Pièce en un acte et trois scènes
I.
Une salle d’attente de petite gare, en automne 1964. Quai derrière la baie vitrée. Sièges alignés. Affiches. Pluie intense au dehors. Rigoles sur la vitre.
Entre Henri, la cinquantaine, style professeur bien mis. Suivi de Suzanne, 45 ans, bourgeoisement apprêtée.
Jour. 17 heures. Gris.
HENRI.– (Il se hâte en dégoulinant vers un siège).– Ca ne te fait rien, Suzanne, si j’essayais de m’asseoir un peu. Je suis tellement fatigué ce soir…
SUZANNE.– Tu en fais trop, Henri, je ne cesse de te le dire. Mais il n’y a pas moyen de te raisonner. Tu n’avais pas à accepter d’aller faire cette conférence que tout le monde a déjà entendue cent fois… ou lue dans un de tes livres, c’est du pareil au même…
HENRI.– Je sais, je sais… Que veux-tu que j’y fasse, je ne sais pas dire non. Et puyis ça nous fera toujours un peu d’argent en plus. (Silence). Je rentrerai sans doute par le premier train, demain matin. (Silence). Tu parles d’un temps !
SUZANNE.– Oui, je crois bien ne pas avoir vu cela depuis qu’on habite ici. Si tes livres rapportaient assez, on n’en serait pas là.
HENRI.– Je t’en prie, pas maintenant. (Il tousse).
SUZANNE.– Avec cette pluie, tu vas encore être malade.
Il lit son journal. Elle regarde le quai.
Apparaît JULIE, 28 ans, brune, élancée, vêtue d’un ciré noir, escarpins chics à bride. Elle déambule sur le quai.
On entend passer un train. Henri lève la tête et voit Julie. Il semble intrigué.
SUZANNE.– À quelle heure, ton train ?
HENRI.– Dans cinq minutes.
Un temps. Il est manifeste que Suzanne ne voit pas les allées et venues de Julie.
VOIX OFF.– (Henri lit son journal).– Tremblement de terre en Turquie, on parle officieusement d’un millier de morts. Une secousse tellurique a ravagé la nuit dernière… (La voix disparaît. Henri a tourné la page. Un temps).
SUZANNE.– Un vrai déluge ! Pas étonnant qu’il n’y ait pas un chat sur le quai !
HENRI.– (Il regarde Julie, puis Suzanne, puis reprend sa lecture).– Si l’éditeur appelle, donne-lui le numéro de mon hôtel.

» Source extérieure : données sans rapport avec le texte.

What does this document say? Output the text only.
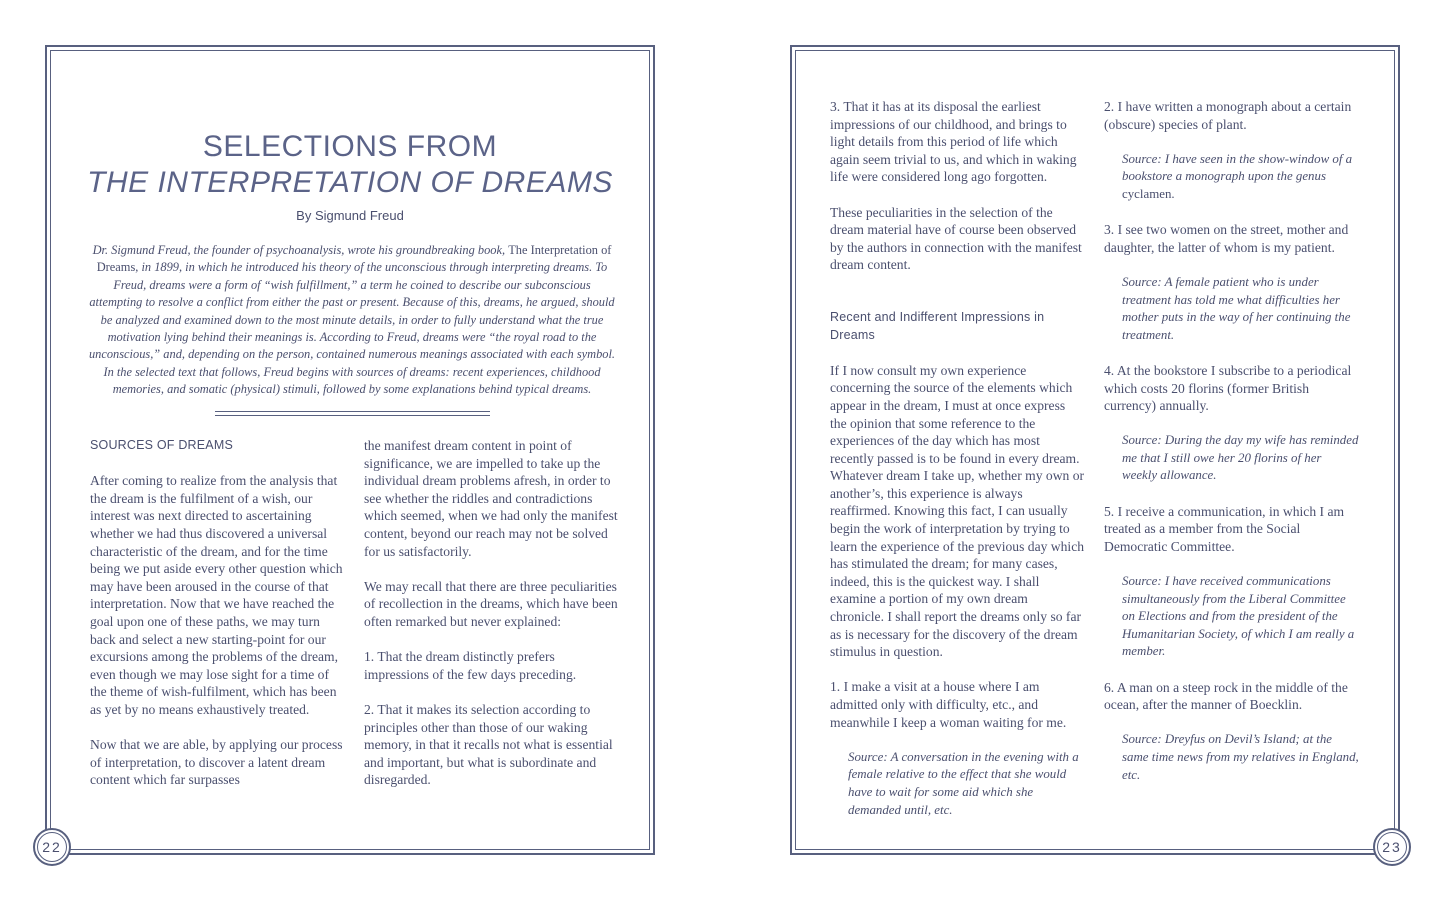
22	23
SELECTIONS FROM
THE INTERPRETATION OF DREAMS
By Sigmund Freud
Dr. Sigmund Freud, the founder of psychoanalysis, wrote his groundbreaking book, The Interpretation of Dreams, in 1899, in which he introduced his theory of the unconscious through interpreting dreams. To Freud, dreams were a form of “wish fulfillment,” a term he coined to describe our subconscious attempting to resolve a conflict from either the past or present. Because of this, dreams, he argued, should be analyzed and examined down to the most minute details, in order to fully understand what the true motivation lying behind their meanings is. According to Freud, dreams were “the royal road to the unconscious,” and, depending on the person, contained numerous meanings associated with each symbol. In the selected text that follows, Freud begins with sources of dreams: recent experiences, childhood memories, and somatic (physical) stimuli, followed by some explanations behind typical dreams.
SOURCES OF DREAMS

After coming to realize from the analysis that the dream is the fulfilment of a wish, our interest was next directed to ascertaining whether we had thus discovered a universal characteristic of the dream, and for the time being we put aside every other question which may have been aroused in the course of that interpretation. Now that we have reached the goal upon one of these paths, we may turn back and select a new starting-point for our excursions among the problems of the dream, even though we may lose sight for a time of the theme of wish-fulfilment, which has been as yet by no means exhaustively treated.

Now that we are able, by applying our process of interpretation, to discover a latent dream content which far surpasses

the manifest dream content in point of significance, we are impelled to take up the individual dream problems afresh, in order to see whether the riddles and contradictions which seemed, when we had only the manifest content, beyond our reach may not be solved for us satisfactorily.

We may recall that there are three peculiarities of recollection in the dreams, which have been often remarked but never explained:

1. That the dream distinctly prefers impressions of the few days preceding.

2. That it makes its selection according to principles other than those of our waking memory, in that it recalls not what is essential and important, but what is subordinate and disregarded.

3. That it has at its disposal the earliest impressions of our childhood, and brings to light details from this period of life which again seem trivial to us, and which in waking life were considered long ago forgotten.

These peculiarities in the selection of the dream material have of course been observed by the authors in connection with the manifest dream content.

Recent and Indifferent Impressions in Dreams

If I now consult my own experience concerning the source of the elements which appear in the dream, I must at once express the opinion that some reference to the experiences of the day which has most recently passed is to be found in every dream. Whatever dream I take up, whether my own or another’s, this experience is always reaffirmed. Knowing this fact, I can usually begin the work of interpretation by trying to learn the experience of the previous day which has stimulated the dream; for many cases, indeed, this is the quickest way. I shall examine a portion of my own dream chronicle. I shall report the dreams only so far as is necessary for the discovery of the dream stimulus in question.

1. I make a visit at a house where I am admitted only with difficulty, etc., and meanwhile I keep a woman waiting for me.

Source: A conversation in the evening with a female relative to the effect that she would have to wait for some aid which she demanded until, etc.

2. I have written a monograph about a certain (obscure) species of plant.

Source: I have seen in the show-window of a bookstore a monograph upon the genus cyclamen.

3. I see two women on the street, mother and daughter, the latter of whom is my patient.

Source: A female patient who is under treatment has told me what difficulties her mother puts in the way of her continuing the treatment.

4. At the bookstore I subscribe to a periodical which costs 20 florins (former British currency) annually.

Source: During the day my wife has reminded me that I still owe her 20 florins of her weekly allowance.

5. I receive a communication, in which I am treated as a member from the Social Democratic Committee.

Source: I have received communications simultaneously from the Liberal Committee on Elections and from the president of the Humanitarian Society, of which I am really a member.

6. A man on a steep rock in the middle of the ocean, after the manner of Boecklin.

Source: Dreyfus on Devil’s Island; at the same time news from my relatives in England, etc.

VOIX OFF.– L’enquête sur l’assassinat du président Kennedy piétine. Moscou reste silencieux. Le Général de Gaulle s’adressera ce soir aux Français : sera-t-il candidat à sa propre succession ? (Un temps. Julie passe. Henri lève la tête. Et tourne la page). Tragique retour de bal : trois morts, sept blessés.
La voix disparaît. Un train, encore.
Julie regarde Henri. Il se lève, avance vers le quai. Suzanne le regarde, étonnée.
Un temps.
SUZANNE.– Mais non, ce n’est pas encore ton train, viens t’asseoir.
HENRI.– (Il revient vers elle).– Tu sais à quoi tout cela me fait penser, ces trains, cette pluie ? (Un temps) Deux événements, comme ça, me remontent au cœur. D’abord ce retour d’Allemagne en train, avec les éclopés, les rescapés des camps, les vieux PG qui pleuraient, et les chewing-gums des Américains. On revenait vers la vie, comme après une opération. C’était bon, et en même temps on avait le cœur serré. Je ne sais pas pourquoi. (Un temps. Il se retourne, croise le regard de Julie qui déambule toujours). Et puis alors, à des années-lumière de tout cela, les fameuses fêtes de la Toussaint chez l’oncle Marcel : on débarquait du vieil autorail enroué dans une gare aussi impossible que celle-ci, et on attendait, capuches de vrais pleurants chatouillant le nez, que le bon oncle ait fait les sept kilomètres qui séparaient sa bicoque de la ville. On voyait d’abord arriver son immense parapluie troué, on recevait des baisers mouillés et des bourrades de militaire, et on allait se réchauffer dans une cuisine embuée de la vielle maison familiale. La soupe au cresson mijotait doucement. La cousine Catherine riait tout le temps. Et on s’endormait bouillottes aux pieds en écoutant pianoter la pluie sur le vieux chaîneau.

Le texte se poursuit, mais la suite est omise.